UNICEF is targeting the most vulnerable children, women and their families in the hardest-to-reach areas. The humanitarian strategy is aligned with the inter-agency Humanitarian Response Plan and Cluster priorities and promotes community engagement and localization that prioritizes children and women and strengthens feedback and accountability mechanisms; promotes social and behaviour change; and will protect beneficiaries from sexual exploitation. UNICEF's strategy will strengthen existing systems to mitigate the impact of emergencies and complement development assistance to address the structural causes of fragility and vulnerability. UNICEF will promote innovation to meet the needs of children and families in this extremely complex humanitarian environment.
Preparedness actions will adopt a risk-informed approach, with a focus on climate resilience and conflict to strengthen communities' resilience to shocks. Humanitarian response is informed by contextual analysis that promotes a conflict-sensitive approach, and there is a strong focus on social cohesion, contributing to peacebuilding and the linkages between humanitarian and development programmes.
UNICEF will continue to meet needs, prioritizing children and women through an integrated package of life-saving services. A multisectoral, systems-based approach will be taken to address nutritional needs. This includes better alignment with food security, health, WASH and social and behaviour change. Health efforts will focus on addressing preventable disease outbreaks and maternal and newborn care. WASH will provide an integrated package of services to improve access to safe drinking water, sanitation, including menstrual hygiene, and key behaviour change messages to prevent the spread of communicable diseases. Community-based learning options will be established to improve access and continuity of education, with a focus on girls. Children who are vulnerable to violence, exploitation, abuse and recruitment into armed forces and groups will be identified and referred to services to address their needs. UNICEF will ensure a supply chain approach that moves critical supplies to hard-to-reach areas.

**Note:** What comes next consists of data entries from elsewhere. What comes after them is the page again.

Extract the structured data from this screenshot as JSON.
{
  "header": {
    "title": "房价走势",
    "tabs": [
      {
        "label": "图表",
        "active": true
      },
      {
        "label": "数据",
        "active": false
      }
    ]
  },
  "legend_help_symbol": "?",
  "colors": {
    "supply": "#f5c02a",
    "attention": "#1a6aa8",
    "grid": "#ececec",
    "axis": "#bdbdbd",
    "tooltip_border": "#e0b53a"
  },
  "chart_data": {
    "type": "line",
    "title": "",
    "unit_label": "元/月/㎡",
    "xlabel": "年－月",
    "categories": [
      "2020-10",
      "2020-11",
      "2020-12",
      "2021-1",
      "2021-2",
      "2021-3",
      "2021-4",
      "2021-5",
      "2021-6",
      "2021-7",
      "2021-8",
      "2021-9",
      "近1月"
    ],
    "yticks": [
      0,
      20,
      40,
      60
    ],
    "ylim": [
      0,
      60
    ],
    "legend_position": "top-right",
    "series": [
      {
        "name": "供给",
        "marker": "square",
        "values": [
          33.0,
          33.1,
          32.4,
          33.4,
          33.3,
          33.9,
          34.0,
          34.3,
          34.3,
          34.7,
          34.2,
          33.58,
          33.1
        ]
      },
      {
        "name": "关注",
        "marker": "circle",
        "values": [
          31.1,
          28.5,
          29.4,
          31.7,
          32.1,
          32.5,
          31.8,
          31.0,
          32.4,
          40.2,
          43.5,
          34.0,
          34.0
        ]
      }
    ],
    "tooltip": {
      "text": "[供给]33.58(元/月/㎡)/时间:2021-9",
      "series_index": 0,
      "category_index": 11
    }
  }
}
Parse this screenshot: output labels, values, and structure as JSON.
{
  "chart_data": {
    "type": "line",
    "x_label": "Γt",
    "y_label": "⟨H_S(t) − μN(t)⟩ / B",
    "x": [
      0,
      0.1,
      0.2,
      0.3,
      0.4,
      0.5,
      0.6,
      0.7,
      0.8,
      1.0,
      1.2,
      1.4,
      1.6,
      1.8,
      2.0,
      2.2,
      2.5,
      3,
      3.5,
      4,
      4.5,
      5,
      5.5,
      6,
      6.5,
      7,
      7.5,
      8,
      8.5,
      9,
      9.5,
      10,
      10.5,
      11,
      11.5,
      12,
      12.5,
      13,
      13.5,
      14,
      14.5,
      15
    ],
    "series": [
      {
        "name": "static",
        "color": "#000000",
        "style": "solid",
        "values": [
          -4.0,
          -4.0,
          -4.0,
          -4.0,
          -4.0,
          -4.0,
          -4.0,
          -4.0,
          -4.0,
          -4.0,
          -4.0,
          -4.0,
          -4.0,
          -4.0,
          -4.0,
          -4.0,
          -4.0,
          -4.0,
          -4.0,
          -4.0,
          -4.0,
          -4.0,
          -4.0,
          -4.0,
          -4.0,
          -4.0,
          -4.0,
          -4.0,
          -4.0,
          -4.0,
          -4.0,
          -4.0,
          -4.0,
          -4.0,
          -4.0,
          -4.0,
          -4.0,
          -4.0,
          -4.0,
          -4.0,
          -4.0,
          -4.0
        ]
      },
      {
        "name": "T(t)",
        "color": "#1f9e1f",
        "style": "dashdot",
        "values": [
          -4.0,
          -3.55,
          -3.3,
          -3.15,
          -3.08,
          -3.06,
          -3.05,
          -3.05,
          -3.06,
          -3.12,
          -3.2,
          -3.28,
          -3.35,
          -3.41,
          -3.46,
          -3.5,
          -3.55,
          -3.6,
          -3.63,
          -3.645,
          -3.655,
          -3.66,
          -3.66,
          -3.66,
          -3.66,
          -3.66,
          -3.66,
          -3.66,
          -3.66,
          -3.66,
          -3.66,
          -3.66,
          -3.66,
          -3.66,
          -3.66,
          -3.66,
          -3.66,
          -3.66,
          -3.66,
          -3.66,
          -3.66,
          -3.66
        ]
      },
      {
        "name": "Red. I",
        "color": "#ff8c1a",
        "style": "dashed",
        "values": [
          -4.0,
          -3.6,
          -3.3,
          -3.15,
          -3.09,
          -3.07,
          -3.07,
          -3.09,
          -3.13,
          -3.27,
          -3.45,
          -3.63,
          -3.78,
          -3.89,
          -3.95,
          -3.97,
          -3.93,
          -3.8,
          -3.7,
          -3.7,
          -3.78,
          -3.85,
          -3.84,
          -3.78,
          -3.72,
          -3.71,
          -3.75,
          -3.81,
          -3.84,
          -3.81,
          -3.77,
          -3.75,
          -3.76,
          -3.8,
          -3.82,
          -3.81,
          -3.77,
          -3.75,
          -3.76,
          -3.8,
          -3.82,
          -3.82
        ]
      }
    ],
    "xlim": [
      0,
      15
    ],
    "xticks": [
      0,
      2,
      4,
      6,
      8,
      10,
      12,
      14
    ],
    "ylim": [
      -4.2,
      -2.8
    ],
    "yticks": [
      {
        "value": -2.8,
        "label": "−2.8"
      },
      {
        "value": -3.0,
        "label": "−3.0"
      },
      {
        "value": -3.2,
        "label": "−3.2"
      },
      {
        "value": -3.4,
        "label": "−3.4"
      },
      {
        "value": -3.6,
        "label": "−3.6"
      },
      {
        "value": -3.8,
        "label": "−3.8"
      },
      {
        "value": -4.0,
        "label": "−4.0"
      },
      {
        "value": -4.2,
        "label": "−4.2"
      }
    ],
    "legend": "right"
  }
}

Humanitarian action will support the community and national and state-level government to respond; and strengthen local capacities through established and new partnerships with civil society organizations. UNICEF will support complementary approaches including fixed, outreach and rapid response programming. UNICEF's field presence in each of the administrative areas of South Sudan will support the localization strategy and enable close monitoring of the quality of interventions. This field presence will also enables tailored negotiations that are key to humanitarian access and the delivery of assistance.
UNICEF commits to strengthened coordination as leader of the WASH and Nutrition Clusters and the Child Protection Area of Responsibility, and co-leader of the Education Cluster. UNICEF also supports national and subnational clusters.
Humanitarian Action is at the core of UNICEF’s mandate to realize the rights of every child. This edition of Humanitarian Action for Children – UNICEF’s annual humanitarian fundraising appeal – describes the ongoing crises affecting children in South Sudan; the strategies that we are using to respond to these situations; and the donor support that is essential in this response.